There’s almost an entire subgenre of thrillers & acidic dramas specifically about intense female relationships that become dangerously strained in constrictive environments. Titles like Persona, Queen of Earth, and Always Shine lock their female leads alone in a house and draw increasing tension & even supernatural dread out of the various ways they clash under the pressure. Whether or not intentionally, the recent coming of age indie drama Princess Cyd completely subverts the typical trajectory of these pictures. At the start of the film, two female leads, unsure what to make of each other, bristle at perceived slights that make their summer spent alone in a house together unnecessarily tense & contentious. Instead of that tension ramping up to a violent, chaotic blowup, however, Princess Cyd slips further into empathy, love, and mutual understanding as that relationship develops. Its earliest moments are its most on-edge, with the relationship at its center thawing in the summertime sunshine.
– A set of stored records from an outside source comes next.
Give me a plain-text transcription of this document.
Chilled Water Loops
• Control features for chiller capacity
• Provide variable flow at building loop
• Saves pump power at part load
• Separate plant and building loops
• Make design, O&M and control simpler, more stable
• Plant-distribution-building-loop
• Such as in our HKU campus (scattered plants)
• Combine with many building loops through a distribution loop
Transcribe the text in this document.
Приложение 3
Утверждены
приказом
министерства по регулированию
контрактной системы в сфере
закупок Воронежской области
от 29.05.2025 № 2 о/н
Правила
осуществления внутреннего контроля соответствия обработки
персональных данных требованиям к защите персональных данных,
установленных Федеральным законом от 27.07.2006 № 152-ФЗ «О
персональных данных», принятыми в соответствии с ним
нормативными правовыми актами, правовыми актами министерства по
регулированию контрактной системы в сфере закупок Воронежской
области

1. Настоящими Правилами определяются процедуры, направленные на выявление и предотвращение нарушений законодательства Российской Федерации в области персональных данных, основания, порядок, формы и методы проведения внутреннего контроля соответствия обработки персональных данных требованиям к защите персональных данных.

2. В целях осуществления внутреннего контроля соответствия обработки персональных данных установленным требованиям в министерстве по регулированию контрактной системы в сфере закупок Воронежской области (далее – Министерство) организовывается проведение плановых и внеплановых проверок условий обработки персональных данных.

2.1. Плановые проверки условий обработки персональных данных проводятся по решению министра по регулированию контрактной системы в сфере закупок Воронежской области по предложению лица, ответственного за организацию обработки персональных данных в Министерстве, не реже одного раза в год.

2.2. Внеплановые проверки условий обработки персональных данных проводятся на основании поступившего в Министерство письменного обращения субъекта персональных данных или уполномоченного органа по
The titular Cyd is a survivor of childhood tragedy, desperate to spend her last summer before college away from her eternally depressed father. This leads to her spending a few weeks with her estranged aunt, a hippie dippy novelist who writes mostly about Spiritualist self-discovery. Their early conversations start cordial, with the camera positioned at a great distance, slowly moving closer & tightening the frame as passive aggressive slights add unexpected tension to their getting-to-know-you chit chat. The aunt desperately wants the teen to think she’s cool, despite ample evidence to the contrary (mostly, the fragility of her self-confidence). As with all teens, Cyd has no idea what she wants, but carries enough enthusiastic curiosity in her attitude to drive herself towards figuring it out ASAP, even if she hurts feelings along the way. The clashes between aunt & niece are mostly over personal questions of Spirituality (the teen’s reference to Spiritualism as “fantasy” is taken as a direct insult) & sexuality (one is discovering a previously undetected capacity for bisexual desire; the other hasn’t considered having sex in years). These personal barriers eventually break down, though, and the heart of the film is in watching them mutually warm to one another.

Besides the unexpectedly sweet trajectory of its internal conflicts, Princess Cyd also finds ways to impress as a visual object. A dedication to sunlit, natural lighting affords the film an idyllic Garden of Eden glow that matches the warm, simple beauty of the story it tells. Often, its form & content work wonderfully in tandem, like in a shot where Cyd & her same-sex love interest approach the camera on a long stroll while getting acquainted, physically getting closer to the audience while they get socially get closer to one other. That kind of simple beauty in gradually blooming intimacy is a large part of what makes the film feel special & worthwhile. Princess Cyd tells a simple story of two estranged women becoming close over a couple isolated weeks spent together, but its lingering effect grows on you so gradually you don’t even realize how much you get out of the experience until well after it’s over. The coming of age, self-destructive aspect of the film as a narrative is pretty typical of that kind of effect (Lady Bird works a very similar magic on its audience, if nothing else). It’s much more foreign to the way tense, confined space female relationships typically develop (and eventually explode) onscreen, though, which makes it all the more uniquely rewarding as an isolated picture.